A la manière dont il a méthodiquement redressé et recentré son parti, le chef des travaillistes britanniques Keir Starmer a mené une campagne volontairement sans éclat. Il entend incarner le retour du « sérieux » au Royaume-Uni et est bien parti pour entrer à Downing Street.
Rares sont ceux qui voyaient un futur Premier ministre dans cet ancien avocat spécialisé dans les droits humains et directeur du parquet général, lorsqu’il a succédé début 2020 au très à gauche Jeremy Corbyn à la tête d’un parti sonné par une déroute électorale historique face aux conservateurs.
Austère, peu charismatique, trop centriste pour une partie de la base militante, souvent assimilé à une élite londonienne pro-européenne déconnectée des classes populaires qui avaient voté en faveur du Brexit… les raisons d’être sceptique ne manquaient pas.
Quatre ans plus tard, le député de 61 ans, entré en politique sur le tard, a recentré son parti sans l’explosion redoutée, et sans état d’âme pour ceux qui refusaient de rentrer dans le rang. Et le Labour est donné grand favori des législatives de jeudi.

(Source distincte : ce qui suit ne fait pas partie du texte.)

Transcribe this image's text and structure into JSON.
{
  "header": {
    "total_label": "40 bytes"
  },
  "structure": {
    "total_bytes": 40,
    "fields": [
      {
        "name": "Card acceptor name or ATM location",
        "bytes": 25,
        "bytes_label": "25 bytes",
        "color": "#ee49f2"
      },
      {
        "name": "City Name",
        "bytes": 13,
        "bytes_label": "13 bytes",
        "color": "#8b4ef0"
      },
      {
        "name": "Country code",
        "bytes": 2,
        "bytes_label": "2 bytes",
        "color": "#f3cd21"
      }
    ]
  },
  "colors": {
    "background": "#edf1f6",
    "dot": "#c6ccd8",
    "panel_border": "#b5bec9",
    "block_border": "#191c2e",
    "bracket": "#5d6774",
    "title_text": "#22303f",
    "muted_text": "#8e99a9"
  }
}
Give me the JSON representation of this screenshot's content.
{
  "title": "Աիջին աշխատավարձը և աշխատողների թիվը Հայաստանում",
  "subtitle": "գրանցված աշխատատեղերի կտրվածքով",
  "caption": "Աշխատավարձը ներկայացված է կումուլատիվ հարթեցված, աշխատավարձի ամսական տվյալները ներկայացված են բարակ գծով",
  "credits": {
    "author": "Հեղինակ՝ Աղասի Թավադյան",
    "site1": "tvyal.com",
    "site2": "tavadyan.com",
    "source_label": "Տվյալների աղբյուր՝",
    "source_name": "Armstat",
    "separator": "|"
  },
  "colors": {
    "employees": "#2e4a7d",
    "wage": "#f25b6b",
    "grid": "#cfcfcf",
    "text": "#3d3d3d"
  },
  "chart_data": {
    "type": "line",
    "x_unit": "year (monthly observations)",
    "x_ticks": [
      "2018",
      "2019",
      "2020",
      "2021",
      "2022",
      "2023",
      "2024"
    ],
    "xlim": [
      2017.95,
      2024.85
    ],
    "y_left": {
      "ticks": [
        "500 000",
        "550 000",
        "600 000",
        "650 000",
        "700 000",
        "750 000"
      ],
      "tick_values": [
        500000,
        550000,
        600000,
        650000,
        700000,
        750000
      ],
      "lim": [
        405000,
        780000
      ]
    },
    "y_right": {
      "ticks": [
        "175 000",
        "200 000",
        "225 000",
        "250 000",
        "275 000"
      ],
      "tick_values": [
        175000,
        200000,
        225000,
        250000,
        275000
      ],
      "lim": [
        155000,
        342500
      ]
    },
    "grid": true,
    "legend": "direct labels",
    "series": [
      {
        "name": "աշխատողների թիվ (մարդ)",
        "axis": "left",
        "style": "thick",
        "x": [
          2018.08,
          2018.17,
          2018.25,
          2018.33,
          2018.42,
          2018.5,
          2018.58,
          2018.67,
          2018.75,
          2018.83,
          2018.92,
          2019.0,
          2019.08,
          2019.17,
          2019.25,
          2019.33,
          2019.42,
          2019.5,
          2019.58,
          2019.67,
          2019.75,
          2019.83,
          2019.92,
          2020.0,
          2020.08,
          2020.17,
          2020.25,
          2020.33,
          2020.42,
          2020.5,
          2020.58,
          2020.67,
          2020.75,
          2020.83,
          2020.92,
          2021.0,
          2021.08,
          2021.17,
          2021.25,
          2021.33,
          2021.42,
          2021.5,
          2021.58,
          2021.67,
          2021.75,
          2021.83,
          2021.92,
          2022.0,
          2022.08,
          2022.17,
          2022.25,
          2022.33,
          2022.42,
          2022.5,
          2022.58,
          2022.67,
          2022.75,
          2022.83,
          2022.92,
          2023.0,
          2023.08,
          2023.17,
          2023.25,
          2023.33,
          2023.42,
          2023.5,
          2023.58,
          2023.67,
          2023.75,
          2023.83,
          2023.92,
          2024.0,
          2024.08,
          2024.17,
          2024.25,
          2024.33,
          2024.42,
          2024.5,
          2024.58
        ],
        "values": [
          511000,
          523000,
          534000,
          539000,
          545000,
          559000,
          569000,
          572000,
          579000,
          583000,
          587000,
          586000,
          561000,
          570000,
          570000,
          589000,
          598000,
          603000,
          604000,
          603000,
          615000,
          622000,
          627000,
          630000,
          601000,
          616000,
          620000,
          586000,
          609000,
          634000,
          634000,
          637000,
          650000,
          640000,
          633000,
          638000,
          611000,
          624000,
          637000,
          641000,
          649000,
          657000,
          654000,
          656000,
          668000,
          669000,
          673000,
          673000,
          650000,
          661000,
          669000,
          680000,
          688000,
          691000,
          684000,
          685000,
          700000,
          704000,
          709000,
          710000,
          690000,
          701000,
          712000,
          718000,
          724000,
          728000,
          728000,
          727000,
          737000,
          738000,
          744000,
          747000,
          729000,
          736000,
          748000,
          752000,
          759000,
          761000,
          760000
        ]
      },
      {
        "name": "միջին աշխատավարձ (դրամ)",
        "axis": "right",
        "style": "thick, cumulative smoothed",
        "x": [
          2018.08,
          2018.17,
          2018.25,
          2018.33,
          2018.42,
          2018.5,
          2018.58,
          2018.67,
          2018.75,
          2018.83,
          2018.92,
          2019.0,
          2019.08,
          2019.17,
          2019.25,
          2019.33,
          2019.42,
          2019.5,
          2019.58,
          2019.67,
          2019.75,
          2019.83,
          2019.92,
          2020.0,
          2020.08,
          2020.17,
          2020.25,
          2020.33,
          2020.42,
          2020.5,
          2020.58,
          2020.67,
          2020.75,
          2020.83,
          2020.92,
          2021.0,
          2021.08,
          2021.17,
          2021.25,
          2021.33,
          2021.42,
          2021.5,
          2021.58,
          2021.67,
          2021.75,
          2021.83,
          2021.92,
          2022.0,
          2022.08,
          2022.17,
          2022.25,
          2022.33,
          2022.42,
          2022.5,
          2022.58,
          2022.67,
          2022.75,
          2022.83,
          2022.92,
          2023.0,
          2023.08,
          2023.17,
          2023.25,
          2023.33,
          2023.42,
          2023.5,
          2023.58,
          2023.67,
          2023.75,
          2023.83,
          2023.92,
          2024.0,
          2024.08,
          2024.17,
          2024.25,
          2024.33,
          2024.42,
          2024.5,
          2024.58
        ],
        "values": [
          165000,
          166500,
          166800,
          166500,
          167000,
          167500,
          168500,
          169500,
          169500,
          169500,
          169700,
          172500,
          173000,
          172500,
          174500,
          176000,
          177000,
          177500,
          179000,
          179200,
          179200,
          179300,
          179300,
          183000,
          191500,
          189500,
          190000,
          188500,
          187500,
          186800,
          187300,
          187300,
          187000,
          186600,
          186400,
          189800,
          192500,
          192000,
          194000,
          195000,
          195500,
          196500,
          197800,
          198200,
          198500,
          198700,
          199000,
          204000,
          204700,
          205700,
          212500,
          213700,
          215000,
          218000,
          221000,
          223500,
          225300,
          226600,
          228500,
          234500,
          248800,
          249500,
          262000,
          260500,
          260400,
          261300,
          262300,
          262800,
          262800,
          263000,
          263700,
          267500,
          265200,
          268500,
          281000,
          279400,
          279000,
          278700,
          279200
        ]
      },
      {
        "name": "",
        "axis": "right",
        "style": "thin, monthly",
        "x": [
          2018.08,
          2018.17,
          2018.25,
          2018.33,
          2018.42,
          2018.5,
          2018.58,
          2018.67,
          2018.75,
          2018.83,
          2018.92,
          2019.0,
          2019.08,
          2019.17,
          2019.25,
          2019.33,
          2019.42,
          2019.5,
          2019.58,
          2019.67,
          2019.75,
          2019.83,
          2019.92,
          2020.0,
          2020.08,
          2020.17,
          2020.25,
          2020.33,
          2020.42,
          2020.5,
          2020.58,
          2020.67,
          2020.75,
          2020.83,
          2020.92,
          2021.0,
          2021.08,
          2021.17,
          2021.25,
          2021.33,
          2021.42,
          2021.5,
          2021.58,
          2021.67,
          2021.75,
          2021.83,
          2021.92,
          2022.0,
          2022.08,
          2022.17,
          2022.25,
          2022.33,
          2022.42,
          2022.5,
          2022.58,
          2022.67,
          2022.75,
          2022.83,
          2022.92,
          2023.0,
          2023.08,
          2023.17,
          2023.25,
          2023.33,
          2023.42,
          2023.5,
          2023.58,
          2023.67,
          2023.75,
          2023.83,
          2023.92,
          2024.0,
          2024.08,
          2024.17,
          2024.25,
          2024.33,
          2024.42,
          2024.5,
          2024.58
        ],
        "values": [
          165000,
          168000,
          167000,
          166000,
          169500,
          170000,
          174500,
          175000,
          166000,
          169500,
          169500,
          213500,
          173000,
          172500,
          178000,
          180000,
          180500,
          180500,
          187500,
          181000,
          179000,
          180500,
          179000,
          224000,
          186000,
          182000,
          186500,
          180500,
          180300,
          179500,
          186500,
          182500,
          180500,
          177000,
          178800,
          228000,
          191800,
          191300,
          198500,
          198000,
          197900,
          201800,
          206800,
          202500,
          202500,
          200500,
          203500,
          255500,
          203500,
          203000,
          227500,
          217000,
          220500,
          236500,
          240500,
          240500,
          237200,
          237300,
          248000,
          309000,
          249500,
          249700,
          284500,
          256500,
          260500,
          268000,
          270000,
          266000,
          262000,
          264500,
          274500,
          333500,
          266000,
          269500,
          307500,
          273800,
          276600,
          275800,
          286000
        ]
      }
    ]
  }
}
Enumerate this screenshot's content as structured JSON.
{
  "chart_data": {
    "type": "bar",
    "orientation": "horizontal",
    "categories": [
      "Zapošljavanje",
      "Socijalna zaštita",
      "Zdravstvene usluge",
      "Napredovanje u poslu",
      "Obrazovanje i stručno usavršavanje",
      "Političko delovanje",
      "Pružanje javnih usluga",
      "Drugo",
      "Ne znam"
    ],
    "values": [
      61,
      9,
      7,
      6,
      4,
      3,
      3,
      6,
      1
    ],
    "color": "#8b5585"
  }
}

– « Pas directeur de cirque » –
Comparé pendant un débat télévisé à « un robot politique », le juriste au style sévère avec ses lunettes et ses cheveux gris à la raie impeccable retrousse les manches lorsqu’il sillonne le pays et insiste sur ses origines modestes.
« Mon père était outilleur et ma mère infirmière », rappelle systématiquement celui dont le prénom peu commun rend hommage au fondateur du Labour, Keir Hardie.
« Je sais ce que c’est que d’être gêné de ramener ses amis à la maison parce que la moquette est élimée et les fenêtres fissurées », a-t-il insisté lors de la présentation de son programme, ouvertement « pro-entreprises ».
Car sur le fond, pas question pour ce supporter du club de foot londonien d’Arsenal de dévier d’une politique centriste très prudente, sans promesse spectaculaire au nom du « sérieux » et de la situation délicate des finances publiques.
Au risque de manquer d’ambition ? « Je suis candidat pour être Premier ministre, pas directeur d’un cirque », réplique Keir Starmer, qui répète son mantra « le pays d’abord, le parti ensuite », après les nombreux scandales de l’ère conservatrice.
– Opposé au Brexit –
Né le 2 septembre 1962, Keir Rodney Starmer a grandi dans une petite maison de la périphérie de Londres avec un frère et deux soeurs, un père distant et une mère atteinte d’une maladie articulaire rare qui l’avait empêchée de marcher pendant des années.
Il a pris des cours de violon avec Norman Cook, ancien bassiste des Housemartins devenu célèbre sous le nom de Fatboy Slim.
Après des études de droit à Leeds puis Oxford, Keir Starmer a défendu des syndicats, bataillé contre McDonald’s et combattu la peine de mort dans les Caraïbes.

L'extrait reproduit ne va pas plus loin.